Segundo a Folha de S.Paulo apurou, Marin pediu à Confederação Sul-Americana que o time mineiro tenha o mesmo tratamento que o paraguaio Olimpia, tricampeão do torneio continental.
O argumento do presidente da CBF é que o estádio Defensores del Chaco, em Assunção, também não tem a capacidade pedida para a final -o regulamento estipula mínimo de 40 mil torcedores.

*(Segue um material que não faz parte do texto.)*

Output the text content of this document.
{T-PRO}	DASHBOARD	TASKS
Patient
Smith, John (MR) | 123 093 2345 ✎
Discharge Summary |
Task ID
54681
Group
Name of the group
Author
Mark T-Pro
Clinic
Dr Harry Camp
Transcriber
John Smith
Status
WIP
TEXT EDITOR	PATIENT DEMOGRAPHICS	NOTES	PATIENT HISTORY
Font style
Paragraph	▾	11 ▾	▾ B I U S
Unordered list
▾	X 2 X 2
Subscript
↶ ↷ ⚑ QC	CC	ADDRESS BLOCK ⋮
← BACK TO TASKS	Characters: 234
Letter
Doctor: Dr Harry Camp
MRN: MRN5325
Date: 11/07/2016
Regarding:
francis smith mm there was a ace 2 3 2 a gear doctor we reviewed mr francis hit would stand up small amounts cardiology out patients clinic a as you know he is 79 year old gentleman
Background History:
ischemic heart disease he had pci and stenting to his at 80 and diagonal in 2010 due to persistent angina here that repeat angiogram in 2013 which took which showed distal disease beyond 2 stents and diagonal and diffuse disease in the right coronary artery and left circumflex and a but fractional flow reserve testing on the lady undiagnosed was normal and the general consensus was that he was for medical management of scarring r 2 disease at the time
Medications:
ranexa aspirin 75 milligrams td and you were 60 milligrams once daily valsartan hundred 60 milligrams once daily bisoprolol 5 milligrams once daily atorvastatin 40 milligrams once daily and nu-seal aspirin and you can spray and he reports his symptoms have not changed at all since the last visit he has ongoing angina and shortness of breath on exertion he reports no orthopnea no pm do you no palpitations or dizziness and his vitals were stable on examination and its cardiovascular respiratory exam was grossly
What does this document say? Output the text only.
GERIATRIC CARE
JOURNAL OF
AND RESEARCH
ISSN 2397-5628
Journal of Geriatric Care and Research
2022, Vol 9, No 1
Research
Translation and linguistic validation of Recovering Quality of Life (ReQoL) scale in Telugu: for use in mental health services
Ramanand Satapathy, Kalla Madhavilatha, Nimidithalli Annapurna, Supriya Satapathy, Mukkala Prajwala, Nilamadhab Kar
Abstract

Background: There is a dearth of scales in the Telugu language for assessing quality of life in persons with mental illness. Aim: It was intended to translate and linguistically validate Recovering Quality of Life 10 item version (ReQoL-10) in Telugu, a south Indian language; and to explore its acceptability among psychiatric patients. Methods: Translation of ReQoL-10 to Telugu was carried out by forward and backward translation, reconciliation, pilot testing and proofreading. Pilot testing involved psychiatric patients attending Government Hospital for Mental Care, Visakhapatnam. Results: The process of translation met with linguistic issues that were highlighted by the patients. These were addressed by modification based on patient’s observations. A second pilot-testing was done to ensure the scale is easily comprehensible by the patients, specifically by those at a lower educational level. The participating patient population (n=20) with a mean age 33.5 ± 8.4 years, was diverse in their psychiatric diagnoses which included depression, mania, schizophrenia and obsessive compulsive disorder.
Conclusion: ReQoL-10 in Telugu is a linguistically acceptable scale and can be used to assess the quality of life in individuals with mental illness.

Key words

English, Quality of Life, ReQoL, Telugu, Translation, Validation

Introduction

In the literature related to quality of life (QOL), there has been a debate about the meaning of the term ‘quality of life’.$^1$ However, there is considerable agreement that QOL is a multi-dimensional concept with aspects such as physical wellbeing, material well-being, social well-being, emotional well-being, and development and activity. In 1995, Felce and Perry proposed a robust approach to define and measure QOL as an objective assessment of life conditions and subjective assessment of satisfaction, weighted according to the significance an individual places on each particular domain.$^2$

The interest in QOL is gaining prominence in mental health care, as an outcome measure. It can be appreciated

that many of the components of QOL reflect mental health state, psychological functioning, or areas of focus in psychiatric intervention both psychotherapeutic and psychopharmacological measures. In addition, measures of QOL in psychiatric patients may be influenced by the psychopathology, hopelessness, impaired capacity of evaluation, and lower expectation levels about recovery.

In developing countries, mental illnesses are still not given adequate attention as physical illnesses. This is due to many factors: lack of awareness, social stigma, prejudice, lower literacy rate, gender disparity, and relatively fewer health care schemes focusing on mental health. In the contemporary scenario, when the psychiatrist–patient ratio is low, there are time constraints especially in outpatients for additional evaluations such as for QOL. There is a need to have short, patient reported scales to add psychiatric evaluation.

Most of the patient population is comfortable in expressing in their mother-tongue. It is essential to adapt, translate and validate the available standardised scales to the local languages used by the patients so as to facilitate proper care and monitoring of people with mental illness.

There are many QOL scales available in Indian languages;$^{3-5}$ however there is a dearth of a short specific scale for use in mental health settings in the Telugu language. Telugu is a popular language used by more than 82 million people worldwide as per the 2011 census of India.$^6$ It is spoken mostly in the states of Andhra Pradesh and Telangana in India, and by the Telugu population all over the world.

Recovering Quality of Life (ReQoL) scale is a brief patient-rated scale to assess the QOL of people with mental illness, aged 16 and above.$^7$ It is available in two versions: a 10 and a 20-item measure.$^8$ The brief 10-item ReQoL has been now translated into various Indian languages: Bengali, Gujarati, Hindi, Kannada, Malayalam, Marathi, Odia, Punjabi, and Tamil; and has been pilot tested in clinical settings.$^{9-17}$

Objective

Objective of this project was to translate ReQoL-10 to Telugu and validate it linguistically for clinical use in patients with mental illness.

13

Os ingressos para o primeiro jogo da decisão, quarta-feira, já estão sendo vendidos no Paraguai. Já o Atlético-MG ainda não começou a venda das entradas para o jogo marcado para dia 24, no Mineirão.
Confusão
O presidente do Atlético-MG, Alexandre Kalil, ficou revoltado com a decisão da Conmebol e prometeu lutar para que o jogo seja realizado no Independência, estádio onde o time está invicto há 38 partidas.
"O local da partida ainda não está definido. Estamos questionando a Conmebol o motivo do primeiro jogo ser no Defensores del Chaco, que não tem capacidade para 40 mil pessoas, como prevê o regulamento", disse Kalil. "Por que lá pode e aqui não? Estamos trabalhando para definir essa situação."
No Independência cabem 23 mil espectadores. Reformado para a Copa das Confederações e a Copa do Mundo, o Mineirão pode receber até 62.160 pessoas. Já o Defensores del Chaco tem capacidade para 38.000 espectadores, segundo a Associação de Futebol do Paraguai.